All in all, previous data, based on a long practice, shows that a slow, orderly, calm and limited retreat on positions that can be rationally supported is optimal. The decrease in the average euro/leu exchange rate from almost 4.57 lei/euro, the average level for 2017, to 4.55 lei/euro (included in the 2018 budget law) appears rather hazardous, given the start from the level of 4.66 lei/euro, even if we admit the happy case of the average below the limits of the interval.
The inflation differential is increasingly clearer between us and the Eurozone and leaves little operating room. But an appreciation in real terms of the Romanian leu (desirable in principle, but in disagreement with the fiscal-budgetary measures) in the context of an expanding trade deficit makes no sense, it would only further affect the external competitiveness. The maximum attention would be towards reversing the decrease tendency in the coverage ratio to at least the critical threshold of 90%.
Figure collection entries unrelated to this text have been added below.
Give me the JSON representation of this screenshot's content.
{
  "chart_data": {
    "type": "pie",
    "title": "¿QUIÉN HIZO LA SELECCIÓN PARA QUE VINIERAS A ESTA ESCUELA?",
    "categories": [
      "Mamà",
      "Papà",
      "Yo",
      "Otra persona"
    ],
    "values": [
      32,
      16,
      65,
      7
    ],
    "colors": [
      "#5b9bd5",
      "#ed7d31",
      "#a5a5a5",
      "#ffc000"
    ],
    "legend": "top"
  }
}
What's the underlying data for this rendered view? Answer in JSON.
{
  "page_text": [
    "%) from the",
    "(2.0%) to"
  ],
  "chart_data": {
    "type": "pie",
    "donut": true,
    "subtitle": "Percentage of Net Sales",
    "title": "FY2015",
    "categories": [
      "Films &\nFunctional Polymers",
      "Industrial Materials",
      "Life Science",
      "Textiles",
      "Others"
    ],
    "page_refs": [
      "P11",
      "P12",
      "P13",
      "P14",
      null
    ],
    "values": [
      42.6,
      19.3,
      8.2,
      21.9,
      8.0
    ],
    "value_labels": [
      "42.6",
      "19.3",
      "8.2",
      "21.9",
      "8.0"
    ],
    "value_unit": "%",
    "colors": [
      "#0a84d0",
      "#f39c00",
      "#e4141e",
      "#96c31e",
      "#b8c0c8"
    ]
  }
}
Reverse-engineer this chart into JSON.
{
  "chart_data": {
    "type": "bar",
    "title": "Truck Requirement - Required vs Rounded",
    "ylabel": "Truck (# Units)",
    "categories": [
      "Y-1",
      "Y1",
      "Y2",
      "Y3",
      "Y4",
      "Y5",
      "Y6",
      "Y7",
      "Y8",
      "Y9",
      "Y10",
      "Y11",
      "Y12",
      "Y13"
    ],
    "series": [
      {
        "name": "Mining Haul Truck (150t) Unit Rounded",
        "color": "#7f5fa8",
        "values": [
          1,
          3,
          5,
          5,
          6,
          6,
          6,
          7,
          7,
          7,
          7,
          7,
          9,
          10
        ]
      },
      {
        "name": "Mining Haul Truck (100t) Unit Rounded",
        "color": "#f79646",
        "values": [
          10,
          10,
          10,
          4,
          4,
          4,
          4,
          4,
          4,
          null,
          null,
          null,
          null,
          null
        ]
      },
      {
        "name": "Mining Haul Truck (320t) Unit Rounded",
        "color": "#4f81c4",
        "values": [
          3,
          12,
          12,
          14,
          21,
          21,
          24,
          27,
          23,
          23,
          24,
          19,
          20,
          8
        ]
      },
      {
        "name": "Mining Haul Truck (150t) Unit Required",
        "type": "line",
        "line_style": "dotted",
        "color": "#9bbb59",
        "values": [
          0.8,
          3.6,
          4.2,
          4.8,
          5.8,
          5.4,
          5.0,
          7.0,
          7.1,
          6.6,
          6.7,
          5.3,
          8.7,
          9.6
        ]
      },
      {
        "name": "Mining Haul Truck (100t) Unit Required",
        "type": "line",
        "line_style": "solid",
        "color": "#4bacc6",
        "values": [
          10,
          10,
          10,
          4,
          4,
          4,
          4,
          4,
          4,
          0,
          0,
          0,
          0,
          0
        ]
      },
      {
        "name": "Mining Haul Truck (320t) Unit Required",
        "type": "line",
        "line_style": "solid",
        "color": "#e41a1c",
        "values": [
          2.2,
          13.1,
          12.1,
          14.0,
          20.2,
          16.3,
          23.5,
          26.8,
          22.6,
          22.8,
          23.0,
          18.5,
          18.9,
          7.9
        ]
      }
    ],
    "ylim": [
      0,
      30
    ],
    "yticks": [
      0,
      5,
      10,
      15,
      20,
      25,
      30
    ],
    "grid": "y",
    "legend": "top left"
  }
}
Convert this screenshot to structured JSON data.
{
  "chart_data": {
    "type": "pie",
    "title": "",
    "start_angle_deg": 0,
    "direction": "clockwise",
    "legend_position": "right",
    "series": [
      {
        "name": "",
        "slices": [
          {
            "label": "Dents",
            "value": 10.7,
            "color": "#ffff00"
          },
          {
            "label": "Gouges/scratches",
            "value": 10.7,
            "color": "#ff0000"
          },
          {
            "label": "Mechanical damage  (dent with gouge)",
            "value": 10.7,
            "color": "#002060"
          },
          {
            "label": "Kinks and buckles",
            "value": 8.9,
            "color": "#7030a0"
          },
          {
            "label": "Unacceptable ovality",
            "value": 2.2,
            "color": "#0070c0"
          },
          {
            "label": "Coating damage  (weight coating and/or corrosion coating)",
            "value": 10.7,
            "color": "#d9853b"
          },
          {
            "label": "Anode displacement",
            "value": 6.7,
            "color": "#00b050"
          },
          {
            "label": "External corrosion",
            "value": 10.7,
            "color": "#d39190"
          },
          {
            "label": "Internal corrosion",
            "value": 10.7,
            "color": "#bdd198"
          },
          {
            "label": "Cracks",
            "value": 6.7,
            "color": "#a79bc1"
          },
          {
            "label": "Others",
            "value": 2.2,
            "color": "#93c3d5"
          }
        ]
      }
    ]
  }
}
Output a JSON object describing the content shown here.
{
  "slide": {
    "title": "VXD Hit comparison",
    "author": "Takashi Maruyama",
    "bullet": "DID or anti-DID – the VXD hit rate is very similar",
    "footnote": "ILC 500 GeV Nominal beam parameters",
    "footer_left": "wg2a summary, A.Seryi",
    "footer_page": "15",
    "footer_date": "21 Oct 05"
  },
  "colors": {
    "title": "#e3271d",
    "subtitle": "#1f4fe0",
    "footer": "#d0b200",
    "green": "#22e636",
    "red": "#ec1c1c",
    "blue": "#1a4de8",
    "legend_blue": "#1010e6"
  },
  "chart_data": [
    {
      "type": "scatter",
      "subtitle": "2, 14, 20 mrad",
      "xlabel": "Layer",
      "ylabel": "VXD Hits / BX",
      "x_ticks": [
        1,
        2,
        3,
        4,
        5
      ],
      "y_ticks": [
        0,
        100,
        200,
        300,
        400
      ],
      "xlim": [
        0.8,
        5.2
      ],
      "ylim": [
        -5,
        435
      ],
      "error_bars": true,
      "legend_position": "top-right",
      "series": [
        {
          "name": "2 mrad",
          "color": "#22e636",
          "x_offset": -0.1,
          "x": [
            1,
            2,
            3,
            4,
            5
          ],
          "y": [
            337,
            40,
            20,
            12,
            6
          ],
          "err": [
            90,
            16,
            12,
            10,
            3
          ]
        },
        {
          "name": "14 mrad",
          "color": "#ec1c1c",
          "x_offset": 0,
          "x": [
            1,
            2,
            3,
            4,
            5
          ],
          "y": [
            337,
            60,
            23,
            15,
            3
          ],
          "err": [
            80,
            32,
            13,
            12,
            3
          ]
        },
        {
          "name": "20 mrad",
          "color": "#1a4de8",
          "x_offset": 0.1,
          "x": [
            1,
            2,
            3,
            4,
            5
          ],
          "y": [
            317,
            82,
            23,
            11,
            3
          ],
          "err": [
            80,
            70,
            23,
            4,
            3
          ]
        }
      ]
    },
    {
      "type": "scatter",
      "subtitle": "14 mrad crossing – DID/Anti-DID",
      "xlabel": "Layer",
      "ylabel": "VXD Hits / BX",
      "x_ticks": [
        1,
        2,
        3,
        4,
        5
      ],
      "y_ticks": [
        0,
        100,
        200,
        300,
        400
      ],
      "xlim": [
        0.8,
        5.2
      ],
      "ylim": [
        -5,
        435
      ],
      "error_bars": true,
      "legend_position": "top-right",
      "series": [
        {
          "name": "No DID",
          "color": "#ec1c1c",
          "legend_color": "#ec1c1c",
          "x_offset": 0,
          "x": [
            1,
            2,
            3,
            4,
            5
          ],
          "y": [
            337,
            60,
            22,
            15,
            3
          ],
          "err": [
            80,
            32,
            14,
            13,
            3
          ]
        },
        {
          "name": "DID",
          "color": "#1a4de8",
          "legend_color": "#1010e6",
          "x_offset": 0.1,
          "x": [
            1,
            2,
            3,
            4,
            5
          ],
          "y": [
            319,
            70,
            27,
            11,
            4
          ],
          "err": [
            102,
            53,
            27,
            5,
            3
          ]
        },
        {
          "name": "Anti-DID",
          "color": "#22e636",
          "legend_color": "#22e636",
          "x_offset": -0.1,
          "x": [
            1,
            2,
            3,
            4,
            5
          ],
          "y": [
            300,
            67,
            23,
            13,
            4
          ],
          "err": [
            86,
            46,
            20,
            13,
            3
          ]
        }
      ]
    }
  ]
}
Of course, the variation of the national currency will also be in the way of a nominal drop of the exchange rate and the central bank will try to mitigate the speculative exuberance. The currency regime we chosen is a controlled floatation, but it can neither be transformed into a sort of floating control, because the market is a market. And at the end of the day you can only admit, with higher or lower costs, possibly supplemented by professionalism, the harsh reality of the economic fundamentals and free transactions.